Your MySQL root password was established in step 1 above, but the email and local otrs database are up to you.

11) Go to http://yoursite/otrs/index.pl and log in using the default username and password:

User: root@localhost
Password: root

Go into Admin -> Agents in the Dashboard, add some authenticated users (“Agents”), and change the password for root@localhost to something stronger.
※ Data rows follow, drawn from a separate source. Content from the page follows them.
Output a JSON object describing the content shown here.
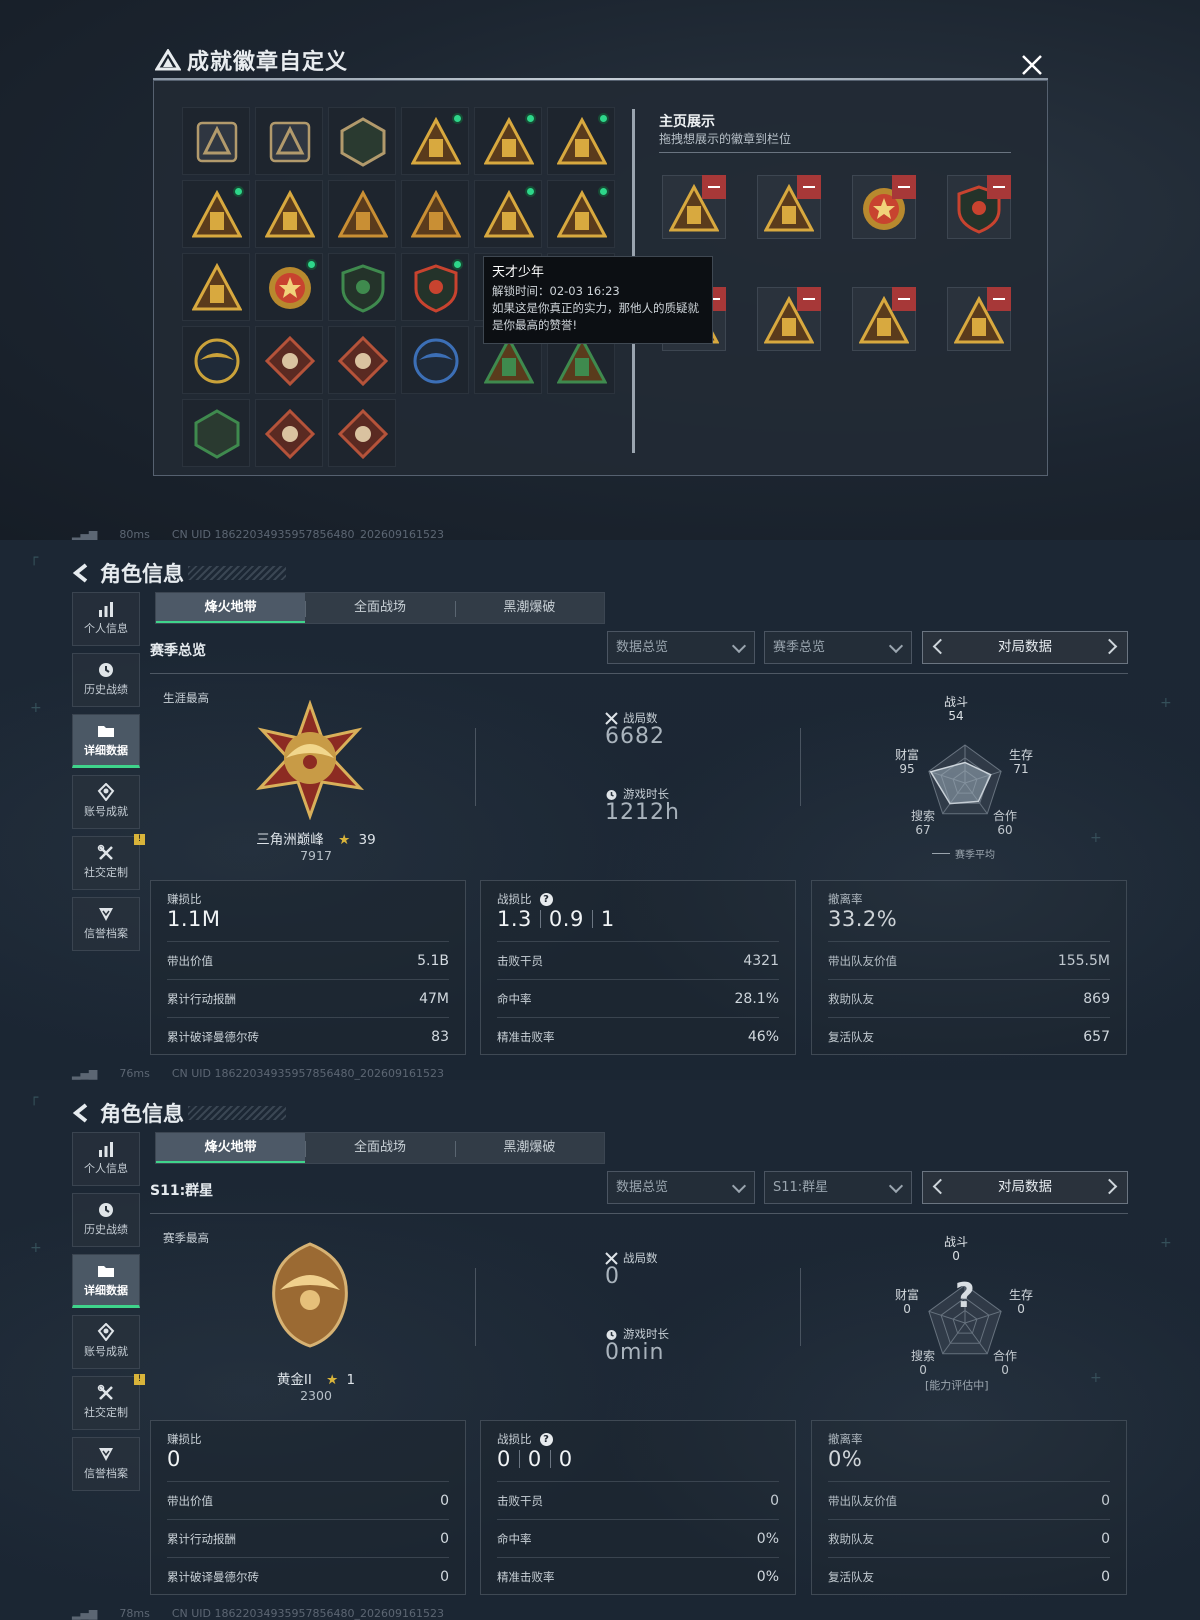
{
  "badge_modal": {
    "title": "成就徽章自定义",
    "showcase_title": "主页展示",
    "showcase_sub": "拖拽想展示的徽章到栏位",
    "tooltip": {
      "name": "天才少年",
      "unlock": "解锁时间：02-03 16:23",
      "desc1": "如果这是你真正的实力，那他人的质疑就",
      "desc2": "是你最高的赞誉!"
    },
    "badges": [
      {
        "icon": "triangle-emblem-icon",
        "color": "#b29a6c",
        "dot": false
      },
      {
        "icon": "helicopter-badge-icon",
        "color": "#b29a6c",
        "dot": false
      },
      {
        "icon": "hex-target-badge-icon",
        "color": "#b29a6c",
        "dot": false
      },
      {
        "icon": "tower-54-badge-icon",
        "color": "#d8a93f",
        "dot": true
      },
      {
        "icon": "figure-55-badge-icon",
        "color": "#d8a93f",
        "dot": true
      },
      {
        "icon": "shield-56-badge-icon",
        "color": "#d8a93f",
        "dot": true
      },
      {
        "icon": "lantern-badge-icon",
        "color": "#d8a93f",
        "dot": true
      },
      {
        "icon": "ship-badge-icon",
        "color": "#d8a93f",
        "dot": false
      },
      {
        "icon": "number-1-badge-icon",
        "color": "#c98f34",
        "dot": false
      },
      {
        "icon": "number-2-badge-icon",
        "color": "#c98f34",
        "dot": false
      },
      {
        "icon": "tower-badge-icon",
        "color": "#d8a93f",
        "dot": true
      },
      {
        "icon": "soldiers-badge-icon",
        "color": "#d8a93f",
        "dot": true
      },
      {
        "icon": "pyramid-badge-icon",
        "color": "#d8a93f",
        "dot": false
      },
      {
        "icon": "star-medal-icon",
        "color": "#c8432f",
        "dot": true
      },
      {
        "icon": "green-shield-badge-icon",
        "color": "#3f8a4e",
        "dot": false
      },
      {
        "icon": "crest-badge-icon",
        "color": "#c8432f",
        "dot": true
      },
      {
        "icon": "blue-wing-badge-icon",
        "color": "#3c6fb6",
        "dot": false
      },
      {
        "icon": "green-wing-badge-icon",
        "color": "#3f8a4e",
        "dot": false
      },
      {
        "icon": "gold-wing-badge-icon",
        "color": "#caa23a",
        "dot": false
      },
      {
        "icon": "wolf-badge-icon",
        "color": "#b5533a",
        "dot": false
      },
      {
        "icon": "wolf-red-badge-icon",
        "color": "#b5533a",
        "dot": false
      },
      {
        "icon": "eagle-coin-badge-icon",
        "color": "#3c6fb6",
        "dot": false
      },
      {
        "icon": "hornet-badge-icon",
        "color": "#3f8a4e",
        "dot": false
      },
      {
        "icon": "hornet-gold-badge-icon",
        "color": "#3f8a4e",
        "dot": false
      },
      {
        "icon": "sword-hex-badge-icon",
        "color": "#3f8a4e",
        "dot": false
      },
      {
        "icon": "dragon-badge-icon",
        "color": "#b5533a",
        "dot": false
      },
      {
        "icon": "runner-badge-icon",
        "color": "#b5533a",
        "dot": false
      }
    ],
    "showcase": [
      {
        "icon": "lantern-badge-icon",
        "color": "#d8a93f"
      },
      {
        "icon": "soldiers-badge-icon",
        "color": "#d8a93f"
      },
      {
        "icon": "star-medal-icon",
        "color": "#c8432f"
      },
      {
        "icon": "crest-badge-icon",
        "color": "#c8432f"
      },
      {
        "icon": "ship-badge-icon",
        "color": "#d8a93f"
      },
      {
        "icon": "figure-55-badge-icon",
        "color": "#d8a93f"
      },
      {
        "icon": "shield-56-badge-icon",
        "color": "#d8a93f"
      },
      {
        "icon": "tower-54-badge-icon",
        "color": "#d8a93f"
      }
    ]
  },
  "net1": {
    "ping": "80ms",
    "uid": "CN UID 18622034935957856480_202609161523"
  },
  "panels": [
    {
      "back_title": "角色信息",
      "nav": [
        "个人信息",
        "历史战绩",
        "详细数据",
        "账号成就",
        "社交定制",
        "信誉档案"
      ],
      "nav_warn": "!",
      "tabs": [
        "烽火地带",
        "全面战场",
        "黑潮爆破"
      ],
      "section": "赛季总览",
      "sel1": "数据总览",
      "sel2": "赛季总览",
      "pager": "对局数据",
      "career_label": "生涯最高",
      "rank_name": "三角洲巅峰",
      "rank_stars": "39",
      "rank_points": "7917",
      "matches_label": "战局数",
      "matches": "6682",
      "time_label": "游戏时长",
      "time": "1212h",
      "radar": {
        "combat_label": "战斗",
        "combat": "54",
        "survival_label": "生存",
        "survival": "71",
        "coop_label": "合作",
        "coop": "60",
        "search_label": "搜索",
        "search": "67",
        "wealth_label": "财富",
        "wealth": "95",
        "values": [
          54,
          71,
          60,
          67,
          95
        ],
        "legend": "赛季平均",
        "note": ""
      },
      "cards": [
        {
          "h": "赚损比",
          "big": [
            "1.1M"
          ],
          "rows": [
            [
              "带出价值",
              "5.1B"
            ],
            [
              "累计行动报酬",
              "47M"
            ],
            [
              "累计破译曼德尔砖",
              "83"
            ]
          ]
        },
        {
          "h": "战损比",
          "q": "?",
          "big": [
            "1.3",
            "0.9",
            "1"
          ],
          "rows": [
            [
              "击败干员",
              "4321"
            ],
            [
              "命中率",
              "28.1%"
            ],
            [
              "精准击败率",
              "46%"
            ]
          ]
        },
        {
          "h": "撤离率",
          "big": [
            "33.2%"
          ],
          "rows": [
            [
              "带出队友价值",
              "155.5M"
            ],
            [
              "救助队友",
              "869"
            ],
            [
              "复活队友",
              "657"
            ]
          ]
        }
      ],
      "net": {
        "ping": "76ms",
        "uid": "CN UID 18622034935957856480_202609161523"
      }
    },
    {
      "back_title": "角色信息",
      "nav": [
        "个人信息",
        "历史战绩",
        "详细数据",
        "账号成就",
        "社交定制",
        "信誉档案"
      ],
      "nav_warn": "!",
      "tabs": [
        "烽火地带",
        "全面战场",
        "黑潮爆破"
      ],
      "section": "S11:群星",
      "sel1": "数据总览",
      "sel2": "S11:群星",
      "pager": "对局数据",
      "career_label": "赛季最高",
      "rank_name": "黄金II",
      "rank_stars": "1",
      "rank_points": "2300",
      "matches_label": "战局数",
      "matches": "0",
      "time_label": "游戏时长",
      "time": "0min",
      "radar": {
        "combat_label": "战斗",
        "combat": "0",
        "survival_label": "生存",
        "survival": "0",
        "coop_label": "合作",
        "coop": "0",
        "search_label": "搜索",
        "search": "0",
        "wealth_label": "财富",
        "wealth": "0",
        "values": [
          0,
          0,
          0,
          0,
          0
        ],
        "legend": "",
        "note": "[能力评估中]",
        "q": "?"
      },
      "cards": [
        {
          "h": "赚损比",
          "big": [
            "0"
          ],
          "rows": [
            [
              "带出价值",
              "0"
            ],
            [
              "累计行动报酬",
              "0"
            ],
            [
              "累计破译曼德尔砖",
              "0"
            ]
          ]
        },
        {
          "h": "战损比",
          "q": "?",
          "big": [
            "0",
            "0",
            "0"
          ],
          "rows": [
            [
              "击败干员",
              "0"
            ],
            [
              "命中率",
              "0%"
            ],
            [
              "精准击败率",
              "0%"
            ]
          ]
        },
        {
          "h": "撤离率",
          "big": [
            "0%"
          ],
          "rows": [
            [
              "带出队友价值",
              "0"
            ],
            [
              "救助队友",
              "0"
            ],
            [
              "复活队友",
              "0"
            ]
          ]
        }
      ],
      "net": {
        "ping": "78ms",
        "uid": "CN UID 18622034935957856480_202609161523"
      }
    }
  ]
}
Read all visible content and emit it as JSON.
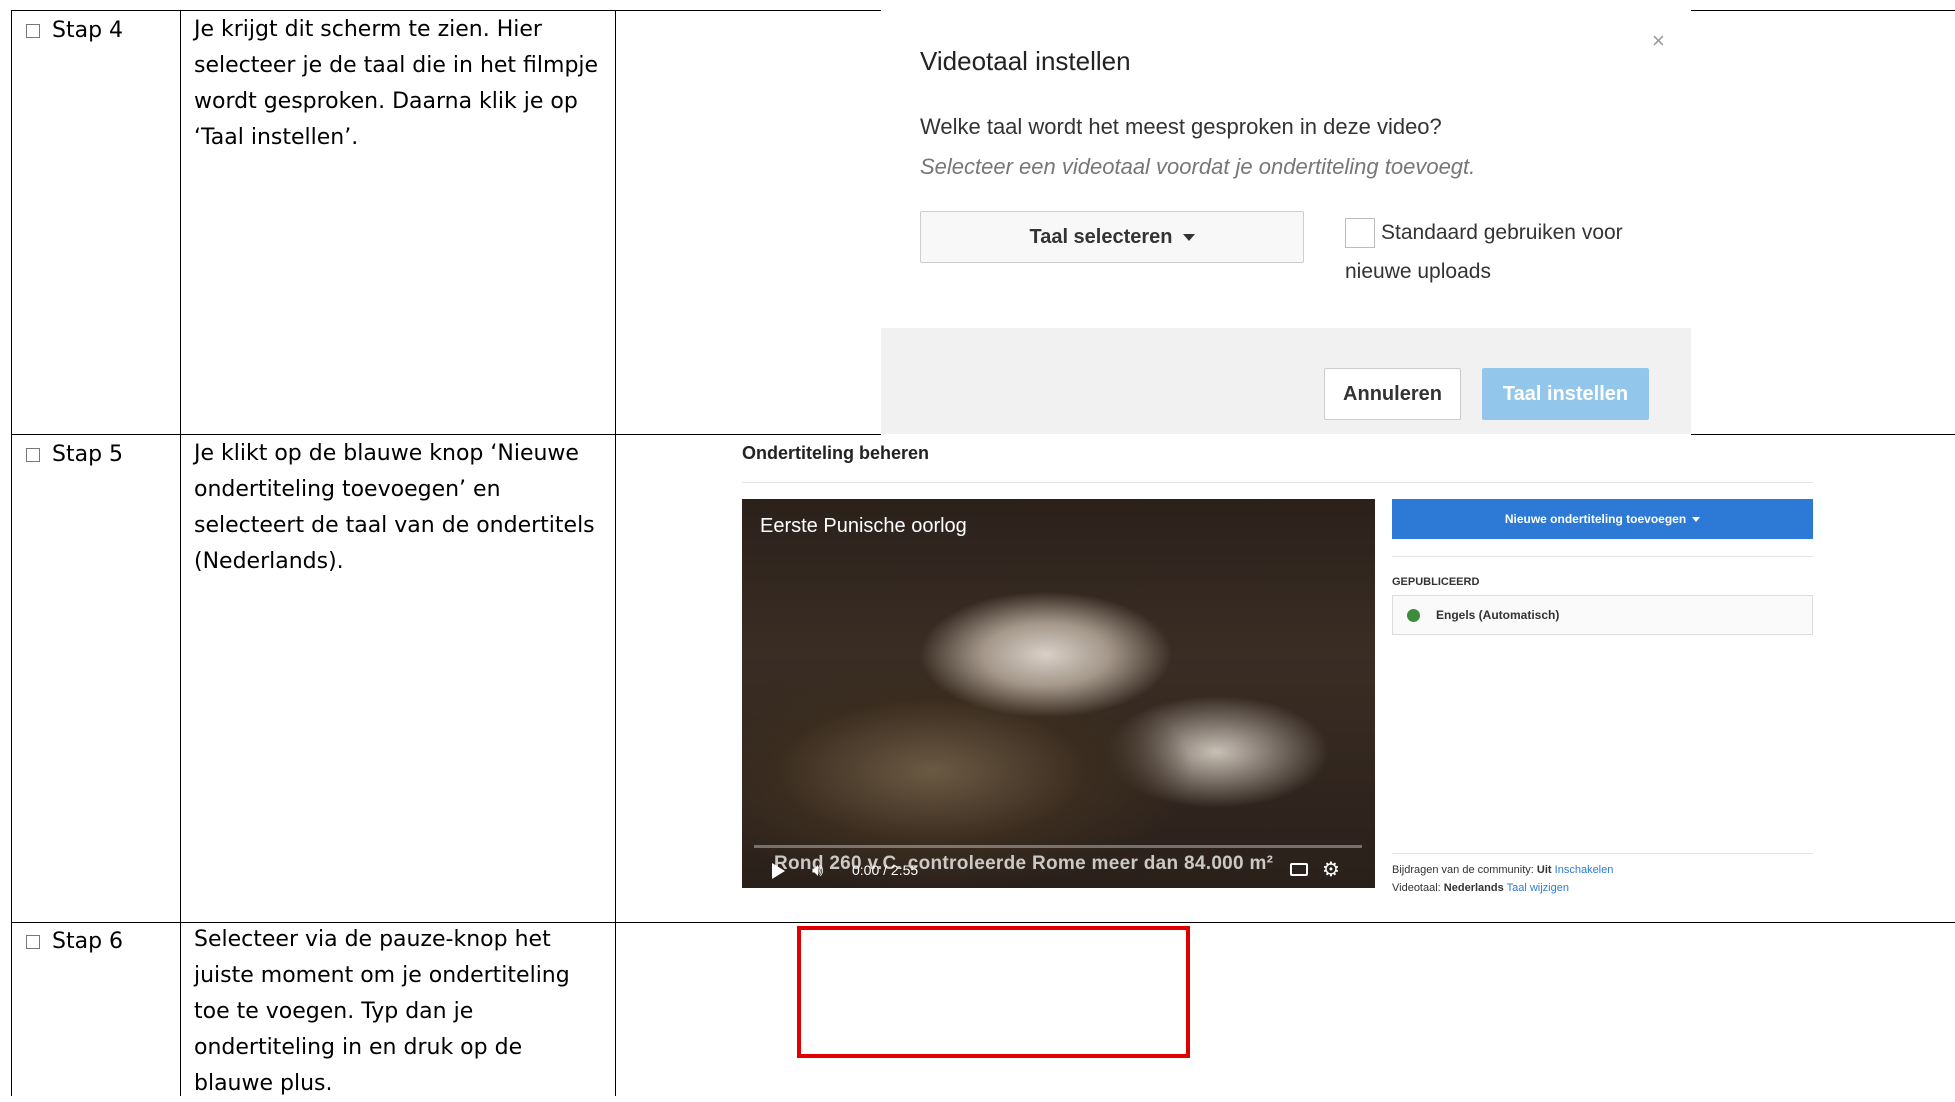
{
  "steps": [
    {
      "label": "Stap 4",
      "text": "Je krijgt dit scherm te zien. Hier selecteer je de taal die in het filmpje wordt gesproken. Daarna klik je op ‘Taal instellen’."
    },
    {
      "label": "Stap 5",
      "text": "Je klikt op de blauwe knop ‘Nieuwe ondertiteling toevoegen’ en selecteert de taal van de ondertitels (Nederlands)."
    },
    {
      "label": "Stap 6",
      "text": "Selecteer via de pauze-knop het juiste moment om je ondertiteling toe te voegen. Typ dan je ondertiteling in en druk op de blauwe plus."
    }
  ],
  "dialog": {
    "title": "Videotaal instellen",
    "close": "×",
    "question": "Welke taal wordt het meest gesproken in deze video?",
    "hint": "Selecteer een videotaal voordat je ondertiteling toevoegt.",
    "select_label": "Taal selecteren",
    "checkbox_label_line1": "Standaard gebruiken voor",
    "checkbox_label_line2": "nieuwe uploads",
    "cancel_label": "Annuleren",
    "submit_label": "Taal instellen"
  },
  "subtitles_panel": {
    "title": "Ondertiteling beheren",
    "video": {
      "title": "Eerste Punische oorlog",
      "caption": "Rond 260 v.C. controleerde Rome meer dan 84.000 m²",
      "time": "0:00 / 2:55",
      "progress": 0
    },
    "add_button": "Nieuwe ondertiteling toevoegen",
    "published_header": "GEPUBLICEERD",
    "track_label": "Engels (Automatisch)",
    "community_label": "Bijdragen van de community:",
    "community_value": "Uit",
    "community_link": "Inschakelen",
    "videolang_label": "Videotaal:",
    "videolang_value": "Nederlands",
    "videolang_link": "Taal wijzigen"
  },
  "colors": {
    "primary_blue": "#2d7ad6",
    "disabled_blue": "#93c6eb",
    "highlight_red": "#e00000",
    "published_green": "#3c8c3c"
  }
}
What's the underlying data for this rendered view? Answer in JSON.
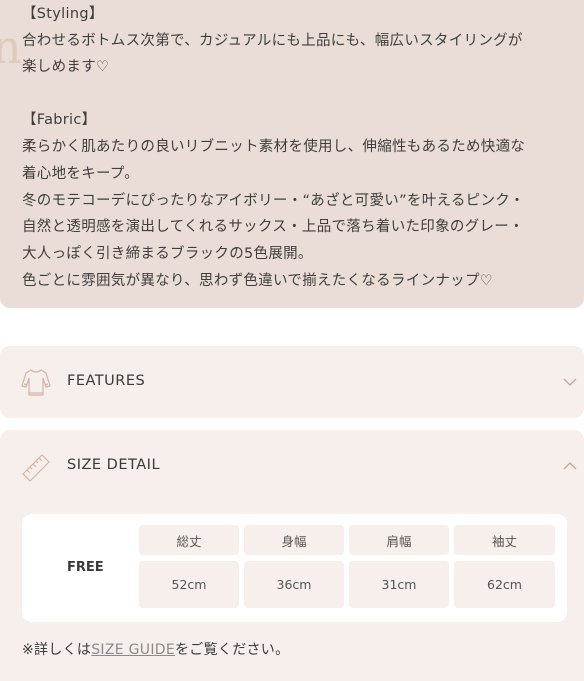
{
  "description": {
    "deco_letter": "n",
    "lines": [
      "【Styling】",
      "合わせるボトムス次第で、カジュアルにも上品にも、幅広いスタイリングが",
      "楽しめます♡",
      "",
      "【Fabric】",
      "柔らかく肌あたりの良いリブニット素材を使用し、伸縮性もあるため快適な",
      "着心地をキープ。",
      "冬のモテコーデにぴったりなアイボリー・“あざと可愛い”を叶えるピンク・",
      "自然と透明感を演出してくれるサックス・上品で落ち着いた印象のグレー・",
      "大人っぽく引き締まるブラックの5色展開。",
      "色ごとに雰囲気が異なり、思わず色違いで揃えたくなるラインナップ♡"
    ]
  },
  "features": {
    "title": "FEATURES",
    "icon": "sweater-icon",
    "expanded": false
  },
  "size_detail": {
    "title": "SIZE DETAIL",
    "icon": "ruler-icon",
    "expanded": true,
    "size_label": "FREE",
    "headers": [
      "総丈",
      "身幅",
      "肩幅",
      "袖丈"
    ],
    "values": [
      "52cm",
      "36cm",
      "31cm",
      "62cm"
    ],
    "note_prefix": "※詳しくは",
    "note_link": "SIZE GUIDE",
    "note_suffix": "をご覧ください。"
  },
  "colors": {
    "desc_bg": "#eaddd7",
    "accordion_bg": "#f6efec",
    "icon_stroke": "#d4b4a6"
  }
}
12) If you want your OTRS help desk to be your default web site — i.e., the OTRS login page appears at http://yoursite/ — you might have a look at Part II Step 5 here.

13) Start the OTRS Cron Jobs:

Change to the OTRS user you created in step 5:

$ sudo su otrs

Go into /opt/otrs/var/cron and copy any *.dist file for which you want a cron job to its base name without the “.dist”, i.e., “postmaster.dist” is copied to “postmaster”. If you want to copy all of them, you can do this:

$ for foo in *.dist; do cp $foo `basename $foo .dist`; done

Still as the otrs user, start cron and verify it’s running:

$ /opt/otrs/bin/Cron.sh start
$ crontab -l

Finally, enjoy your new OTRS installation!